Lake Effects"Lake Effects" was performed Wednesday through Friday, November 14 through 17, at 7:30 p.m. in the Black Box Theatre, Room 137 Coates Hall, on LSU’s Baton Rouge campus.

Following the performance on Thursday, November 15, there was a post-show discussion led by Dr. Jenny Jones of LSU’s Department of Theatre and Dr. Elsie Michie of LSU’s Department of English.

An update to the Lake Effect production information!

Black Box Theatre Patricia A. Suchy contacted Peek-a-boo Bang again with this update on the schedule for Lake Effects and the coverage in CineAction magazine:

"Just an update on "Lake Effects" and an attached press release. Also--my article on Veronica Lake is out (!) in CineAction, issue #56. Lots of nice pictures, and she has the whole back cover."

"Lake Effects" will be performed Wednesday through Friday, November 14 through 17, at 7:30 p.m. in the Black Box Theatre, Room 137 Coates Hall, on LSU’s Baton Rouge campus.

Following the performance on Thursday, November 15, there will be a post-show discussion led by Dr. Jenny Jones of LSU’s Department of Theatre and Dr. Elsie Michie of LSU’s Department of English.

Everyone is welcome to attend and participate. A $5 donation will be accepted at the door for all performances.

For more information, call 578-4172 or visit the web site at: http://www.artsci.lsu.edu/spcm/black_box Download the flyer in PDF format: Lake-Release (38K)

"Please feel free to share any of this info thru the site. Thanks for all your help and inspiration--I’m thanking you in the program, will send copy of that soon. Here’s the ad for the show: All best, Trish Patricia A. Suchy"


A lady contacted me some months back now regarding a theatre piece she is developing and directing in the fall at Louisiana State University. The piece is called "Lake Effects" and its main subject is Veronica Lake with the secondary subject of St. Veronica. "Yes, admittedly strange" she says.
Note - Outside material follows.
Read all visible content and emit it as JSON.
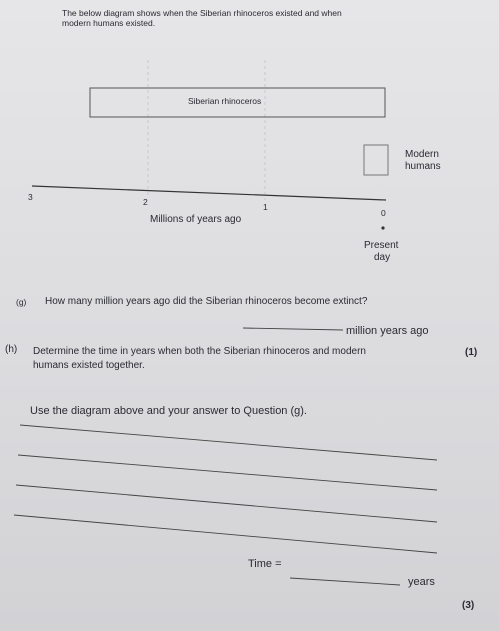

She’s been scripting this summer and is excited with the progress. The show will be at the Black Box Theatre at LSU in mid-November.

She states:

"It’s decidedly an experimental piece, a collage of live performance and film--kind of a hard thing to describe."
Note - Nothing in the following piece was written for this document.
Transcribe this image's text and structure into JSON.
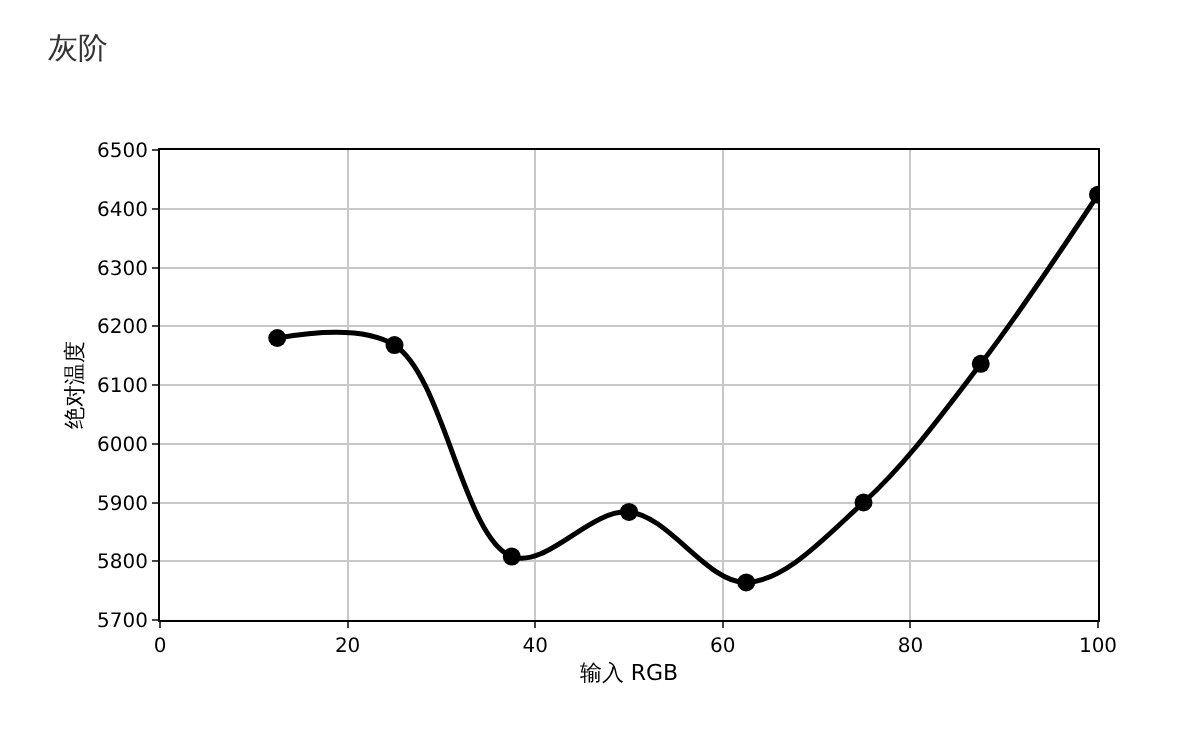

"It will be a mixture of adaptations of print and film sources, both fictional and non-fictional, and some of my own original texts. There will be 6-8 performers, and they will all at some point appear as Veronica Lake."

"The connection between the two Veronicas is maybe even harder to explain--briefly, some of the scholarship on St. Veronica’s veil and the ’true image’ it bears resonates with the making of Veronica Lake into a cultural icon and star."

"Veronica’s veil is also associated with hair--and here we go into Lake again. It’s all a little giddy, but I’m actually very serious about what it all has to say about Hollywood legends and the culture that helps to create and is created by their mythologizing--very similar things go on with saints, albeit in very different contexts. I’m also a huge Lake fan, as you may have guessed."

She’s also created an academic journal on the subjects which she is hoping to publish with an article that will appear in the next issue of CineAction, which is published in Toronto.